I went to a customer on a service call one time where her remotes all stopped working. It took me a few minutes, but I found the problem: she had another remote stuck in the cushion of a chair, and that remote had been blasting the room with IR, interfering with the other remotes. As soon as I got it unstuck, everything magically worked again.

This type of problem does have one advantage: it will fix itself when the offending remote's batteries die.


----------



## rudeney (May 28, 2007)

I have an R15 and the remote control on it has been a little flaky at times, but most of the time it's fine. IR signaling can be affected by many things. One common culprit are these new "compact fluorescent" bulbs. Sometimes plasma and LCD screens can have adverse effects, too.


----------



## ThomasM (Jul 20, 2007)

I've noticed that BOTH the R15-300 and R22-200 do not respond every time to RF remote commands, and you also can't issue repetitive commands in quick succession with the RF remote (like pressing the "slip" key multiple times). The IR remote on the other hand seems to work much better and faster BUT it also can be subject to interference as posted previously like Compact Fluorescent bulbs or other things.


----------



## mpitt (Apr 13, 2006)

Yup. I have the exact same problem. I have 2 other universal remotes (including a logitech harmony) which also fail to work during these "bad times". It's not a battery issue. All other devices in the room work fine by remote so it can't be interference. Its been happening off and on since the latest software upgrade. Could be a coincidence. This weekend it wasn't working the entire time. Today it was off and on again. It is extremely annoying. System reset also has no effect. I can only guess it is a IR sensor problem in the unit.


----------



## oscar madison (Aug 14, 2007)

Just got two R22s this weekend as part of the local swap, and one of them was doing that all last nite. Called tech support and they are sending me another one, which after reading this thread won't help me.


----------



## bww (Feb 15, 2006)

I thought this remote not working problem was just some explainable issue (bad batteries, etc), however it has happened to me and I just don't understand it.
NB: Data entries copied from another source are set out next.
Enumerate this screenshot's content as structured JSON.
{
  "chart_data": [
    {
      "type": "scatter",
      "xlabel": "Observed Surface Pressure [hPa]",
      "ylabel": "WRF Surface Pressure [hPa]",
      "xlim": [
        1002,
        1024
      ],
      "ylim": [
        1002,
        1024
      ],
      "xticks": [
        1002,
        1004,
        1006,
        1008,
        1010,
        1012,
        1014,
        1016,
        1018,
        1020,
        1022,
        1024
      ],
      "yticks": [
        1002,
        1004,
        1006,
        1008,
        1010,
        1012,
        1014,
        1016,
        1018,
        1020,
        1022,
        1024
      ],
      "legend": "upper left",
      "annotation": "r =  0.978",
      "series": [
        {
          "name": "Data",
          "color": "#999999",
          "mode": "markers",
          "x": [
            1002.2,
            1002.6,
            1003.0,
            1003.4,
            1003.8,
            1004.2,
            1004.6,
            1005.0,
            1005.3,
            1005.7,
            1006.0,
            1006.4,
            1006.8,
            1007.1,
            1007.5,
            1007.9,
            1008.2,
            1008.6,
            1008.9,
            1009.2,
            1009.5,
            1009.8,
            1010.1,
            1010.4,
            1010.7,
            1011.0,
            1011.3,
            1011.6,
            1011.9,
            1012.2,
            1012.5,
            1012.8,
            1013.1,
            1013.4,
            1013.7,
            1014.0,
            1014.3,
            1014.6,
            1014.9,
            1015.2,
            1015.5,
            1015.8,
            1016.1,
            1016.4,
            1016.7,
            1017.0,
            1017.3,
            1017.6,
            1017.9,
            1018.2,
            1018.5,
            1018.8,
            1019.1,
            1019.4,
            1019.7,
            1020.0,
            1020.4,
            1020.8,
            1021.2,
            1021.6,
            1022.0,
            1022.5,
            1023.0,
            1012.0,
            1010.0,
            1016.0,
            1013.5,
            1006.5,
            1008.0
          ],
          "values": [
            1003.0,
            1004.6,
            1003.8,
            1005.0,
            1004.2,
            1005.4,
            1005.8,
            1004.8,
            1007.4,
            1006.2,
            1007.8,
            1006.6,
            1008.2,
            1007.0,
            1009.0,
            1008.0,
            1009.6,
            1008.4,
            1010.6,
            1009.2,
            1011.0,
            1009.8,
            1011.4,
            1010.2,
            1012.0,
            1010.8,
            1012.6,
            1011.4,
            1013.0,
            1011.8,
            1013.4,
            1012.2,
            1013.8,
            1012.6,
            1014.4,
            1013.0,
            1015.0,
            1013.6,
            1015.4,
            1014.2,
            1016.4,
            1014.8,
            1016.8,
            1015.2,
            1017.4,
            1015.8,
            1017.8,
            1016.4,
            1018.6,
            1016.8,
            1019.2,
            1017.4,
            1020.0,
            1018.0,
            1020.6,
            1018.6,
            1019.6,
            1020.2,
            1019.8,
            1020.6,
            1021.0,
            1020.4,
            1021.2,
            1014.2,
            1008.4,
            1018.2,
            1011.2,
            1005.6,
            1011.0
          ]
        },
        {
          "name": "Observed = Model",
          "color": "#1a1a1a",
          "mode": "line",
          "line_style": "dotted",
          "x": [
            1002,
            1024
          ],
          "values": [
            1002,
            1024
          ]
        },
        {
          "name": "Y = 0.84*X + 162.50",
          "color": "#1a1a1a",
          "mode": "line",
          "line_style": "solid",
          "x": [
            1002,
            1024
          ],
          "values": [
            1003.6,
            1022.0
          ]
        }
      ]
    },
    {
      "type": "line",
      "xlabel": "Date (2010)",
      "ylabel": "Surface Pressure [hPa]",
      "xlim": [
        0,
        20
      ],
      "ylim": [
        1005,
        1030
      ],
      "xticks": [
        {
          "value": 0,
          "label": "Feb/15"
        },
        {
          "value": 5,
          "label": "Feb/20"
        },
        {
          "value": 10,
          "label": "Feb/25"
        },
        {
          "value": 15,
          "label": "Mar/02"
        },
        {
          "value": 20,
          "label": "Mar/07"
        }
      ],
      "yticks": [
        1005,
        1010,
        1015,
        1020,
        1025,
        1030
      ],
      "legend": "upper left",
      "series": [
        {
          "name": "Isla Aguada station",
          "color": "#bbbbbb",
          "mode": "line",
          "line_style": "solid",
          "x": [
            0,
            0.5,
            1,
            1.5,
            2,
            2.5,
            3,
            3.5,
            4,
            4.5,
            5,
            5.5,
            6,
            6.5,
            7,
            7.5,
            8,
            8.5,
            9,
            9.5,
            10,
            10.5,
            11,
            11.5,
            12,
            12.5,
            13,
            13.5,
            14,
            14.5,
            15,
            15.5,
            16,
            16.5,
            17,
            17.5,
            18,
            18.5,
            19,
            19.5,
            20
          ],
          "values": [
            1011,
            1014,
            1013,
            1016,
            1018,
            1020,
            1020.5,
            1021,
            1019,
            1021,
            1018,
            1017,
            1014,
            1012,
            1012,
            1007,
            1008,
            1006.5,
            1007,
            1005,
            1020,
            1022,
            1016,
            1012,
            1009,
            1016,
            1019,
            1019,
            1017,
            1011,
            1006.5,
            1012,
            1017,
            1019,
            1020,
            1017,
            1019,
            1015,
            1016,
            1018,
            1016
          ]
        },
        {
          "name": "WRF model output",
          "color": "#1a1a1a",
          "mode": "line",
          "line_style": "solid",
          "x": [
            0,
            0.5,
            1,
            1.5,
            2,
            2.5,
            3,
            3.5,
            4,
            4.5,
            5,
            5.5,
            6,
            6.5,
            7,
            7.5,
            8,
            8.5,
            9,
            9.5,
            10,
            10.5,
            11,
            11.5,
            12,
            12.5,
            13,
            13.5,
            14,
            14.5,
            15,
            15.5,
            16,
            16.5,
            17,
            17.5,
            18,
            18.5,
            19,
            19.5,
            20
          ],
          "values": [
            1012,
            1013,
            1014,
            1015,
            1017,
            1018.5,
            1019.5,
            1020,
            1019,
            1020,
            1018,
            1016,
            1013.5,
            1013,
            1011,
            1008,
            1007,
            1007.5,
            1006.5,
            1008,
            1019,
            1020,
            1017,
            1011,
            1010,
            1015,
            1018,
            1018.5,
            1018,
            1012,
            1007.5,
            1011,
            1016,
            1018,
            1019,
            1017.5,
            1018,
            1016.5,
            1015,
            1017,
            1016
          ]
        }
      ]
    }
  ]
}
About 2 weeks ago my ir remote (which has always worked) stopped working with the R15 (it would power on the tv etc), thought it was batteries so I put new ones in with no change, the R15 would not work with any buttons on the remote. I thought the remote was bad then I read this thread.

We have a R10 Directivo for normal watching in the livinging room so this problem was not critical. The next day I thought I would try the remote again with my R15 and it worked perfectly, and I hadn't done anything!!!!

Well it worked fine for a couple of weeks and yesterday it happened again, remote totally not working, then a few hours later it worked fine and is working fine this morning.

I am writing this so that if it happens to anyone else this won't just think it is somebody with bad batteries or interference.


----------



## brian461oia (Nov 15, 2008)

I have always had remote response issues with my R15-500 which I have had for almost 3 years now. It is not the remotes they send the command because after like 5 seconds the receiver will respond to how ever many time I have hit that command usually when I am fast forwarding and hit play. I have changed remotes as well the original got smashed to bits in a Tommy Gavin style freak out. I had an R15-100 at another place I was living for a while it never had that issue the year I using it. I do use CPFB's but I had the problem with them off and I did not have an LCD computer display till Christmas and I still have a CRT TV. So the lag has to be caused by a receiver flaw. This is in IR mode by the way. Did recently try RF mode with the HR-22's remote and the lag was horrible RF is great with the HR-22 btw. Oh and I did not have both receivers set to RF mode at the same time and I did have and RF antenna for the R15. The HR-22 is surround by more electronic equipment then the R-15 on top of that.


----------



## mpitt (Apr 13, 2006)

This issue is not a delayed response problem. The DVR stops receiving remote signals period. It has absolutely no intention of executing the commands. It responds normally to front panel commands on the unit but it is a huge pain to control the DVR from these buttons. Right now, my unit has been out of remote-order for the last 2 days.

Maybe this is a good time to check out some alternatives.


----------



## ThomasM (Jul 20, 2007)

mpitt said:


> This issue is not a delayed response problem. The DVR stops receiving remote signals period. It has absolutely no intention of executing the commands. It responds normally to front panel commands on the unit but it is a huge pain to control the DVR from these buttons. Right now, my unit has been out of remote-order for the last 2 days.
> 
> Maybe this is a good time to check out some alternatives.


If your DVR simply refuses to respond to remote commands, and you know the remote and it's batteries are OK, the IR receiver in the DVR is probably bad and you need to get the DVR replaced.


----------